= Daniel Schweizer =

Daniel Schweizer (November 6, 1953 – October 29. 2020), founded the Zurich Symphony Orchestra (S-O-Z) after his music study in violin, cello, and directing. He had his debut as a conductor in 1981. Today the S-O-Z belongs to the cultural life of the city Zurich. It survived mainly because the orchestra is able to offer a wide variety of music.

The formation and development of the orchestra has been achieved in his responsibility as chief conductor. He combined musical rarities and contemporary compositions with the classical repertoire of baroque, classical and romantic music. His works, dedicated to the premieres of contemporary composers, won widespread acclaim. Thus he was often invited to collaborate with other professional orchestras in Switzerland.

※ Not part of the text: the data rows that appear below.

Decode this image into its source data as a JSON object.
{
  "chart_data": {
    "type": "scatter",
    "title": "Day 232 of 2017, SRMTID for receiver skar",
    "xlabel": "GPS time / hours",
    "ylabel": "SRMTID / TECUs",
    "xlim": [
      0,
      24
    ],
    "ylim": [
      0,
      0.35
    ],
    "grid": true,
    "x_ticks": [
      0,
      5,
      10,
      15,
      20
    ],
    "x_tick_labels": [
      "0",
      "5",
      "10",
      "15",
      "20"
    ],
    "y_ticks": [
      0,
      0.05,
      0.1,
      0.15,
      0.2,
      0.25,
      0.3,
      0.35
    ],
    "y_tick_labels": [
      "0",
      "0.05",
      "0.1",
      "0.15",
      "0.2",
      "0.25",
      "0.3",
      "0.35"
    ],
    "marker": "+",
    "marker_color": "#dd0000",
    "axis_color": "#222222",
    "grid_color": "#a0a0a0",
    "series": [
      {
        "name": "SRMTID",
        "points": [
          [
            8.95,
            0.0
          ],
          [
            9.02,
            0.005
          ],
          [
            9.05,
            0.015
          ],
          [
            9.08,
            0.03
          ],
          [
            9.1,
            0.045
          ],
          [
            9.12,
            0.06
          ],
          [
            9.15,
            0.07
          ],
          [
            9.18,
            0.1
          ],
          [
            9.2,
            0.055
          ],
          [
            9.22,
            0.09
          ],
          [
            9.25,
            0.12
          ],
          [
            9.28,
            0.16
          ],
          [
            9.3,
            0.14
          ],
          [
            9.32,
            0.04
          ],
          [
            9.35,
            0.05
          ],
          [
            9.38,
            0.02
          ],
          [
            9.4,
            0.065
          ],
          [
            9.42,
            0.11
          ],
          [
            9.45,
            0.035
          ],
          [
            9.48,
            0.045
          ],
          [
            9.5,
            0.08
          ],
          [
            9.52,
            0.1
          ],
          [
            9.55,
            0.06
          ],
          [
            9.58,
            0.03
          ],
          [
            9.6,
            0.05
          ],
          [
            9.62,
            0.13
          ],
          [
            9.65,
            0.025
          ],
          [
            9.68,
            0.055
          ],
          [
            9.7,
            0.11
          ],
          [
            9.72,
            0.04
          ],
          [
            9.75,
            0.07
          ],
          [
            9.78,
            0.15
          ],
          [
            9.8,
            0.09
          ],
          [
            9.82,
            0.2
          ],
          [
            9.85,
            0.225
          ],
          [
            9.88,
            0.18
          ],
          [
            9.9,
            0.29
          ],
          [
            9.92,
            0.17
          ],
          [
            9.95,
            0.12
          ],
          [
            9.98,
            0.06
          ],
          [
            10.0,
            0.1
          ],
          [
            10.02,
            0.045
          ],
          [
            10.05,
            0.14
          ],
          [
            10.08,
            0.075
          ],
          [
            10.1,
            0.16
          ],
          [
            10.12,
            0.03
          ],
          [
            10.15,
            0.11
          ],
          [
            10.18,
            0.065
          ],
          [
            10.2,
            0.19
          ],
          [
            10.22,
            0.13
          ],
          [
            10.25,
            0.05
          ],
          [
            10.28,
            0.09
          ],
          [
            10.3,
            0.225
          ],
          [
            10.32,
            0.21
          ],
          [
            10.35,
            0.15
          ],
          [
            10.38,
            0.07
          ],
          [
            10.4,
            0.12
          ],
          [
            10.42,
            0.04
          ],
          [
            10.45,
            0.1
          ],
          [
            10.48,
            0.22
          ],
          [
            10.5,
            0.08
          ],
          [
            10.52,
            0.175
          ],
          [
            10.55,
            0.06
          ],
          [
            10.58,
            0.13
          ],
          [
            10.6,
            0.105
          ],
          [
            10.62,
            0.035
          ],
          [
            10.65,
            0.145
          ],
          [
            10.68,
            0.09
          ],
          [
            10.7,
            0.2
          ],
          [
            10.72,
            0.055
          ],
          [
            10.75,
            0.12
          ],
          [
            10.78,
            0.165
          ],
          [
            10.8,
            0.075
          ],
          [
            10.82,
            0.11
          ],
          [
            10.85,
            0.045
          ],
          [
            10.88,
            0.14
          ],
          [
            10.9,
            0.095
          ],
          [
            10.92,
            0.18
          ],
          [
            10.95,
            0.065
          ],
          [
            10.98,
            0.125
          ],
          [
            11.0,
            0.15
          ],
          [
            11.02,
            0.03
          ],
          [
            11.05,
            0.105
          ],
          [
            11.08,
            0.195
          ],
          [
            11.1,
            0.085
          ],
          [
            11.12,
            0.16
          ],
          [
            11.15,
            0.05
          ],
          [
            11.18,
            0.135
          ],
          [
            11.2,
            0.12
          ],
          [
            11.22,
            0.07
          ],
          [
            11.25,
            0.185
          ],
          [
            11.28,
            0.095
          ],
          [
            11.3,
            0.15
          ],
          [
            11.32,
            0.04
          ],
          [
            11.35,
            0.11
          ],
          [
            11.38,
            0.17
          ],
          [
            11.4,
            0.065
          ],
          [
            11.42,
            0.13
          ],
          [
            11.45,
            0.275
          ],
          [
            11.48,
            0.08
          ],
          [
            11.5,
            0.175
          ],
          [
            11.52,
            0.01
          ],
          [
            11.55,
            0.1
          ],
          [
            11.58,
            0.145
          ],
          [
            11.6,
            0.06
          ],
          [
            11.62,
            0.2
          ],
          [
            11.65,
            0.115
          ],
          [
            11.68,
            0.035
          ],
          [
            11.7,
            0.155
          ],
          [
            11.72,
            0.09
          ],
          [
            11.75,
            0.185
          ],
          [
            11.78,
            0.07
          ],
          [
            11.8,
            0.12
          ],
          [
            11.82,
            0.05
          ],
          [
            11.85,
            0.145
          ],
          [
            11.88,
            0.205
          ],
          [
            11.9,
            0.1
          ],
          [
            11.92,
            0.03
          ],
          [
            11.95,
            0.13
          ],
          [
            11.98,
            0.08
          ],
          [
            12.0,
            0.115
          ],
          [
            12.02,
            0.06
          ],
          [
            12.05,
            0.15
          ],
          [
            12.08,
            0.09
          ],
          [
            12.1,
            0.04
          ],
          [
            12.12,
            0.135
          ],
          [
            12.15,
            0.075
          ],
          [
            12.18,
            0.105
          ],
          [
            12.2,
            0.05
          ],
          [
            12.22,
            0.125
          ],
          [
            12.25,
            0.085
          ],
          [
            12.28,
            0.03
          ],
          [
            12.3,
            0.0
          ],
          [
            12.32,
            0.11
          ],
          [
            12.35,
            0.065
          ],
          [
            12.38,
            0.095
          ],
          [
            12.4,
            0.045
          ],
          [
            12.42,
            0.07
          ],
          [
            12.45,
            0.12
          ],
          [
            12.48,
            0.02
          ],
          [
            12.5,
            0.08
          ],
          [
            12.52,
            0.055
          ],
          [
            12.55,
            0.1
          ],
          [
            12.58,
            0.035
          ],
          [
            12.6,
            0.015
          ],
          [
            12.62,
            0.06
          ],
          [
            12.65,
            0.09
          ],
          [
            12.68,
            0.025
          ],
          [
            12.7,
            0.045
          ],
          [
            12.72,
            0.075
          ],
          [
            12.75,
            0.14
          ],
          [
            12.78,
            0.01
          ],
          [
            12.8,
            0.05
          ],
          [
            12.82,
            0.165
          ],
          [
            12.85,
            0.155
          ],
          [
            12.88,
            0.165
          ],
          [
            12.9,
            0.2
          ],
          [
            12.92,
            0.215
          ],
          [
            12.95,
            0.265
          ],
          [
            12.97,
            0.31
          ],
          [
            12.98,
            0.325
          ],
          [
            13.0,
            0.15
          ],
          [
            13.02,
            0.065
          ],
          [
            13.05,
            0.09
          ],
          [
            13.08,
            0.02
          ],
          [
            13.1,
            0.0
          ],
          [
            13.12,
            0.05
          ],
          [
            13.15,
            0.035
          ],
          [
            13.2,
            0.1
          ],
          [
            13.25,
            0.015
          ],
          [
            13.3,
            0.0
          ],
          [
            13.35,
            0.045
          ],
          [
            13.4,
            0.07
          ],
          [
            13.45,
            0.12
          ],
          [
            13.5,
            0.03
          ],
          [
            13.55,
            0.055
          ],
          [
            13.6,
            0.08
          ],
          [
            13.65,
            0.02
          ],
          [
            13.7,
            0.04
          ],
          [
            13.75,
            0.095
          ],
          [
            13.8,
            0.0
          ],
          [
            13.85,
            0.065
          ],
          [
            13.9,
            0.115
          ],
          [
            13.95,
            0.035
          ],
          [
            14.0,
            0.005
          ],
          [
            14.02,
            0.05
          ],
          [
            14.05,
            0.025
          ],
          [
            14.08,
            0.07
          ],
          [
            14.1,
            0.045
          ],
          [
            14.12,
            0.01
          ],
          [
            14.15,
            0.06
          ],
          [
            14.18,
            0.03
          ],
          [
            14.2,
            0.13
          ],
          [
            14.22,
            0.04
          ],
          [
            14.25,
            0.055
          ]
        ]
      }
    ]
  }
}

Daniel Schweizer approached the phenomenon music with a descriptive objectification of tunes. This provided him a conscious base for his praxis to build himself bridges to the various styles of the symphonic. Quintessential point of his criteria for practical conversion was not primarily historical environment, but musical essence.

As of today, the orchestra performs two regular concert series in the Tonhalle in Zurich besides many other performances all around Switzerland and abroad. Daniel Schweizer's international achievements cover concerts at festivals in Spain and Portugal, as well as invitations as guest conductor to orchestras all around the world. A broad range of CD-productions gives proof of his musical activities.

Major orchestras maestro Schweizer conducted are Orchestra Guido Cantelli Milano of Italy, Singapore Symphony Orchestra of Singapore, Seoul Philharmonic Orchestra of Korea and National Symphony Orchestra of Ukraine.